Startup C-Level meetups: building relationships.


  • Primarily to ensure that the people who should be talking, are talking. For example, CEOs of Series-A startups are all going through the same growing pains relative to their phase in general, they may as well talk about it. Maybe one has a different approach to working in a distributed model, one has a certain tool they use, one uses email - one doesn’t.


AMA sessions: sharing knowledge.


  • Online, of course, we held a bunch of both closed and open AMA sessions with experienced members in their respective fields. Topics ranged from: how did you handle collaboration when everyone isn’t at the office, how did you do marketing during this time when there is so much online noise, how to fundraise from VCs and how to fundraise from family offices etc.

  • These not only proved to be valuable for the topic itself but just ensuring that the right people were present (if it’s a Chief Marketing Officer meetup, only the heads of marketing should be there) so that they could build relationships.


Source of information: filter the noise.


  • Being the ‘simplifier’ of information in a time when your online attention is being pulled in many directions is very helpful. For example, something as simple as making blog posts that sum up what state support is available can go a long way for the members that are looking to just consume the necessary information.

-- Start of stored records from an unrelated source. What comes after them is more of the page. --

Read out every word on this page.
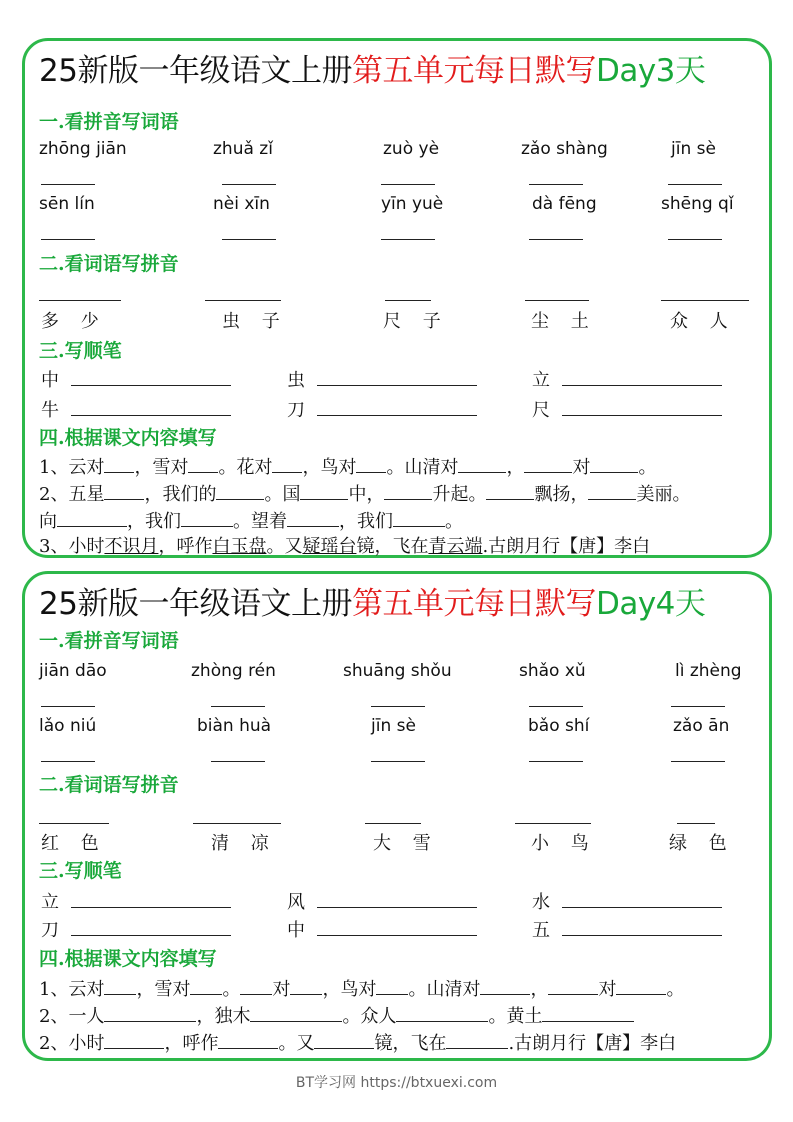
25新版一年级语文上册第五单元每日默写Day3天
一.看拼音写词语
zhōng jiān	zhuǎ zǐ	zuò yè	zǎo shàng	jīn sè
sēn lín	nèi xīn	yīn yuè	dà fēng	shēng qǐ
二.看词语写拼音
多 少	虫 子	尺 子	尘 土	众 人
三.写顺笔
中	虫	立
牛	刀	尺
四.根据课文内容填写
1、云对 ，雪对 。花对 ，鸟对 。山清对	，	对	。
2、五星 ，我们的	。国	中，	升起。	飘扬，	美丽。
向	，我们	。望着	，我们	。
3、小时不识月，呼作白玉盘。又疑瑶台镜，飞在青云端.古朗月行【唐】李白
25新版一年级语文上册第五单元每日默写Day4天
一.看拼音写词语
jiān dāo	zhòng rén	shuāng shǒu	shǎo xǔ	lì zhèng
lǎo niú	biàn huà	jīn sè	bǎo shí	zǎo ān
二.看词语写拼音
红 色	清 凉	大 雪	小 鸟	绿 色
三.写顺笔
立	风	水
刀	中	五
四.根据课文内容填写
1、云对 ，雪对 。 对 ，鸟对 。山清对	，	对	。
2、一人	，独木	。众人	。黄土
2、小时	，呼作	。又	镜，飞在	.古朗月行【唐】李白
BT学习网 https://btxuexi.com
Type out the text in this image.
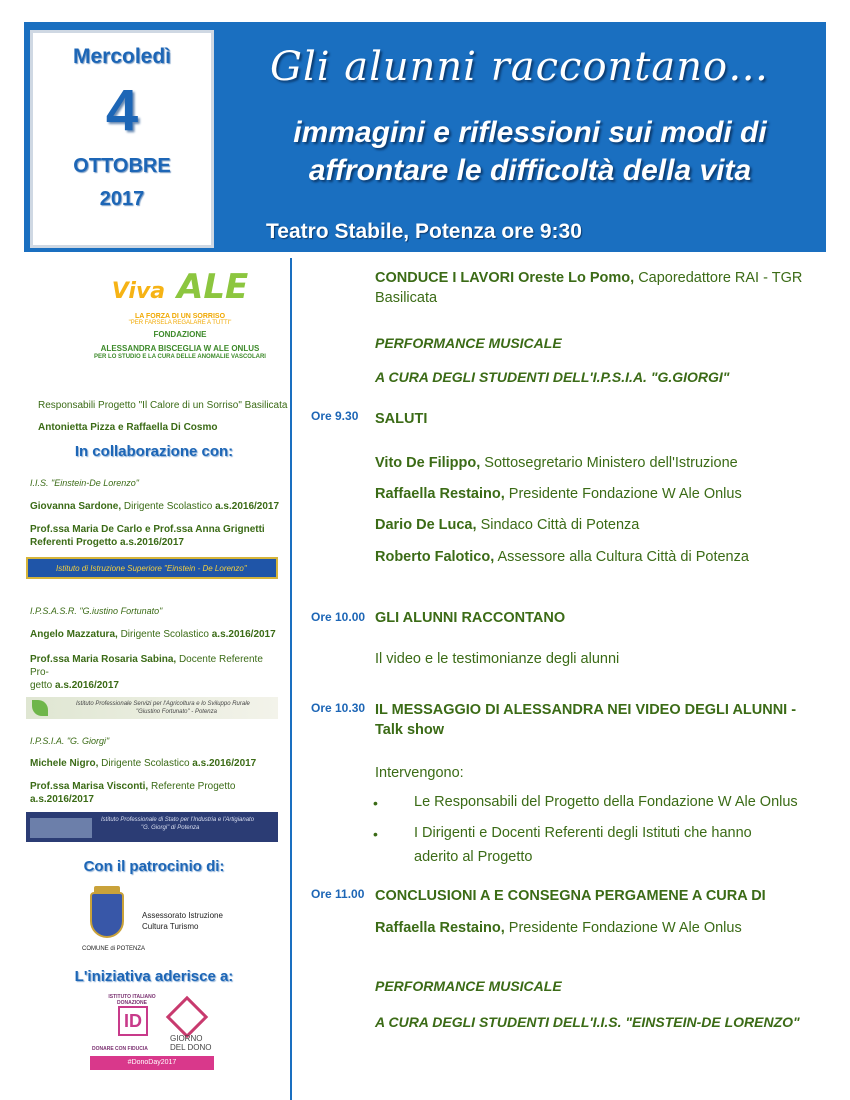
Mercoledì
4
OTTOBRE
2017
Gli alunni raccontano…
immagini e riflessioni sui modi di
affrontare le difficoltà della vita
Teatro Stabile, Potenza ore 9:30
Viva ALE
LA FORZA DI UN SORRISO
"PER FARSELA REGALARE A TUTTI"
FONDAZIONE
ALESSANDRA BISCEGLIA W ALE ONLUS
PER LO STUDIO E LA CURA DELLE ANOMALIE VASCOLARI
Responsabili Progetto "Il Calore di un Sorriso" Basilicata
Antonietta Pizza e Raffaella Di Cosmo
In collaborazione con:
I.I.S. "Einstein-De Lorenzo"
Giovanna Sardone, Dirigente Scolastico a.s.2016/2017
Prof.ssa Maria De Carlo e Prof.ssa Anna Grignetti
Referenti Progetto a.s.2016/2017
Istituto di Istruzione Superiore "Einstein - De Lorenzo"
I.P.S.A.S.R. "G.iustino Fortunato"
Angelo Mazzatura, Dirigente Scolastico a.s.2016/2017
Prof.ssa Maria Rosaria Sabina, Docente Referente Pro-
getto a.s.2016/2017
Istituto Professionale Servizi per l'Agricoltura e lo Sviluppo Rurale
"Giustino Fortunato" - Potenza
I.P.S.I.A. "G. Giorgi"
Michele Nigro, Dirigente Scolastico a.s.2016/2017
Prof.ssa Marisa Visconti, Referente Progetto
a.s.2016/2017
Istituto Professionale di Stato per l'Industria e l'Artigianato
"G. Giorgi" di Potenza
Con il patrocinio di:
Assessorato Istruzione
Cultura Turismo
COMUNE di POTENZA
L'iniziativa aderisce a:
ISTITUTO ITALIANO DONAZIONE
ID
DONARE CON FIDUCIA
GIORNO
DEL DONO
#DonoDay2017
CONDUCE I LAVORI Oreste Lo Pomo, Caporedattore RAI - TGR
Basilicata
PERFORMANCE MUSICALE
A CURA DEGLI STUDENTI DELL'I.P.S.I.A. "G.GIORGI"
Ore 9.30 SALUTI
Vito De Filippo, Sottosegretario Ministero dell'Istruzione
Raffaella Restaino, Presidente Fondazione W Ale Onlus
Dario De Luca, Sindaco Città di Potenza
Roberto Falotico, Assessore alla Cultura Città di Potenza
Ore 10.00 GLI ALUNNI RACCONTANO
Il video e le testimonianze degli alunni
Ore 10.30 IL MESSAGGIO DI ALESSANDRA NEI VIDEO DEGLI ALUNNI -
Talk show
Intervengono:
• Le Responsabili del Progetto della Fondazione W Ale Onlus
• I Dirigenti e Docenti Referenti degli Istituti che hanno
aderito al Progetto
Ore 11.00 CONCLUSIONI A E CONSEGNA PERGAMENE A CURA DI
Raffaella Restaino, Presidente Fondazione W Ale Onlus
PERFORMANCE MUSICALE
A CURA DEGLI STUDENTI DELL'I.I.S. "EINSTEIN-DE LORENZO"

  • Make sure you share big wins for the community, whatever that may look like for you. For us we had two awesome pieces of news come out during this time, Mapillary joined Facebook and we had a VC fund launched in Malmö with a climate only investment thesis. Wins bring the community together in times like these.


Connect the right Venture Capital firms with the right startups: do what you’ve always done.


  • When everything looks different, it’s easy to get caught up in staying afloat. Make sure you’re not forgetting your anchor service/activity and adapting it to the way the world looks now - a very digital world.

  • Startups need money, especially in times like these. That’s going to come from one of two places: customers or investors. We as an organization facilitate most inbound Venture Capital firms looking to connect with startups that match their portfolio in the southern Sweden region. We shifted this to digital meetings. In many ways it was a more streamlined process, so it was great to have everyone on board for something we’ve been thinking about for a while.


These are some of the more notable things we have done to keep our startup community alive. It essentially comes down to: make sure everything you do is relevant. We believe in taking the randomness out of people meeting & facilitating those connections, be that online or offline.

Other ideas of things that can be implemented in a community:


  • Recurring online social meetups, e.g. every Monday at 19:00 GMT is poker night.

  • Online one-on-one coffee/cooking food together sessions.

  • Slack channels for random chit chat, e.g. a thread dedicated to ‘Netflix recommendations’.